The Procreation Lottery
The way our economy is currently structured, we require constant growth. Of course this will someday come to a head, because as Robin Hanson has pointed out, even at extremely low growth rates we’ll run out of atoms in the galaxy well within 10,000 years. As someone who suspects we may already be beyond the sustainable carrying capacity of the planet, I fear the problem may be closer than that. So I’m already against anything that incentivizes greater-than-replacement procreation.
I also despise the lottery, for all the normal reasons. It hijacks normal thinking patterns to trick people into wasting money on false hope. It targets those who can least afford it, and are least able to resist it. It is morally repugnant.
So I really dislike things that combine the two, like the Procreation Lottery. As pretty as the song “Mary Did You Know” is, it fans the flames of procreation by igniting the hope that maybe your child will be the special one that solves all the problems. Or at least a few of your problems, because hey, let's not be greedy.
No. Chances are any particular child will not be that special.
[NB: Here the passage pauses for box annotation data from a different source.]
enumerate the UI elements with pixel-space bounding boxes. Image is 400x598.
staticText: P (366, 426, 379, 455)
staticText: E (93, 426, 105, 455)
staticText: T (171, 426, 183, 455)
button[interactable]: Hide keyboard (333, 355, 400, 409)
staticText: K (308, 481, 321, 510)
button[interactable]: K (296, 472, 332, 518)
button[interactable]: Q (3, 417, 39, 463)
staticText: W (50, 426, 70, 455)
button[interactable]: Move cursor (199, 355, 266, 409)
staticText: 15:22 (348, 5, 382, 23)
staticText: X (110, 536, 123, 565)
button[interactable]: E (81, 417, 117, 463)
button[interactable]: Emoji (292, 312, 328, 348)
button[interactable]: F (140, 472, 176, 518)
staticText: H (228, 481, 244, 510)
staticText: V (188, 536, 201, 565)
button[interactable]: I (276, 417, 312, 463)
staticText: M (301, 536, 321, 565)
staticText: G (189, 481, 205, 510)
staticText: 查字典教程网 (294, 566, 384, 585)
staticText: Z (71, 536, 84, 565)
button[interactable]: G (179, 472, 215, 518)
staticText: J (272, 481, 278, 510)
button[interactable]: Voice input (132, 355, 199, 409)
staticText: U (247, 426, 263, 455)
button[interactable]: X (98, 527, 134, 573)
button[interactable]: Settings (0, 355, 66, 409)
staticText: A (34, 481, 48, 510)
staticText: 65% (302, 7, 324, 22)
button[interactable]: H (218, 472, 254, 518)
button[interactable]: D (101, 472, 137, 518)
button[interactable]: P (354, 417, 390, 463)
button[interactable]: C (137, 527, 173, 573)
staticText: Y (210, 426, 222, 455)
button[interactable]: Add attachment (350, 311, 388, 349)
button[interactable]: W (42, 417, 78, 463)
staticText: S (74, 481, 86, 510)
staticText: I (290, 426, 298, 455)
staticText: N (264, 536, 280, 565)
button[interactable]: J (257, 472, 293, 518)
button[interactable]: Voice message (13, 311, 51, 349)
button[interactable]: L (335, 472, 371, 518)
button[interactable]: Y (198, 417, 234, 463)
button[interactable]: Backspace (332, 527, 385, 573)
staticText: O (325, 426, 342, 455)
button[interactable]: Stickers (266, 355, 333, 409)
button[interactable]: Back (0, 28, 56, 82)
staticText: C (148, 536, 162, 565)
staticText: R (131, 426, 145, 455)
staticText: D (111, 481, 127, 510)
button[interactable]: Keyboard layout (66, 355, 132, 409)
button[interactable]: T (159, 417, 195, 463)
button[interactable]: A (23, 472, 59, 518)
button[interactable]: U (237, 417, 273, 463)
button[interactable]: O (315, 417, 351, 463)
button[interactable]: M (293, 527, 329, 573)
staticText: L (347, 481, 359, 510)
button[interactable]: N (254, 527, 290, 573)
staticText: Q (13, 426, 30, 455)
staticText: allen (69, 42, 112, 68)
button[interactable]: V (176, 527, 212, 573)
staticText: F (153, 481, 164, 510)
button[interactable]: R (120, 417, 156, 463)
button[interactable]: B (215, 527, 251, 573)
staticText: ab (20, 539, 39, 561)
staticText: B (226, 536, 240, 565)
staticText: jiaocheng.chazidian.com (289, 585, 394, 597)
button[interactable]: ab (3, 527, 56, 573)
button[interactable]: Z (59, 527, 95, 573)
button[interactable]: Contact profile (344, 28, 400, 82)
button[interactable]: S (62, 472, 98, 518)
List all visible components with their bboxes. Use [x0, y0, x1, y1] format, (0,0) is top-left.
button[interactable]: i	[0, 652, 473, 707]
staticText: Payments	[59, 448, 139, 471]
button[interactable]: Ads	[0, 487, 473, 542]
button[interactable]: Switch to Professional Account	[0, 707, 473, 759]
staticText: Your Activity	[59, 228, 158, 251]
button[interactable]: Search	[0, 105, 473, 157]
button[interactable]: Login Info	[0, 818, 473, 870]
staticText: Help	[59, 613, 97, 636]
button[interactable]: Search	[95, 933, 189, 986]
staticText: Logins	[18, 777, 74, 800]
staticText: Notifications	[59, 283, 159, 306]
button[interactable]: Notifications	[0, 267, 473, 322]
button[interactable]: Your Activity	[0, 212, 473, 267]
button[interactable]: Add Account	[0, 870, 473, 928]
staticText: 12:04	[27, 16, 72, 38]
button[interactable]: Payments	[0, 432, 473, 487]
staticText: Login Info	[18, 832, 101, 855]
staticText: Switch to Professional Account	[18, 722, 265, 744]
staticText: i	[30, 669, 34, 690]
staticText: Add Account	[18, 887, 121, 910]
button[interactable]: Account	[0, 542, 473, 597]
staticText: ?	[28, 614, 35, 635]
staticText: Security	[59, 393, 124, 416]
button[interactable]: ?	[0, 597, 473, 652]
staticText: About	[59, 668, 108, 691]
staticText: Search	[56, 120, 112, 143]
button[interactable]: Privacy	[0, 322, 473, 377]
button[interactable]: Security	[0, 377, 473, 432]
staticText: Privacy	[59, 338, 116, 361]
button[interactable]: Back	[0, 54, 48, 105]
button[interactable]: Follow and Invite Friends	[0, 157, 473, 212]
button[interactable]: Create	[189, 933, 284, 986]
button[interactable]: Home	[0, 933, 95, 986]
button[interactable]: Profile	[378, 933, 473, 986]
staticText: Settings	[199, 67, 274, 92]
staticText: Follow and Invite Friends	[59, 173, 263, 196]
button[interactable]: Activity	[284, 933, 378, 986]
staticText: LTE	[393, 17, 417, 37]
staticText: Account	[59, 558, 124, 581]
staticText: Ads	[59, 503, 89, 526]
Even if they’re above average, children in the modern age are a net cost to parents. If you want your life to be better, or to be special, or to mean something to the world in some way, do it on your own. Don’t pin your hopes on a child. Anyone can do that, and it doesn’t make any of them special. Others who use the same decision-making-algorithm will simply make more children as well, and since this subset of people generally includes your children, you’re just passing on the “breed a lot” imperative without getting any “do something special” results.
I know this post sounds grumpy. I’m sorry. I would get equally annoyed at a beautiful song praising the serene grace of being a Powerball Winner.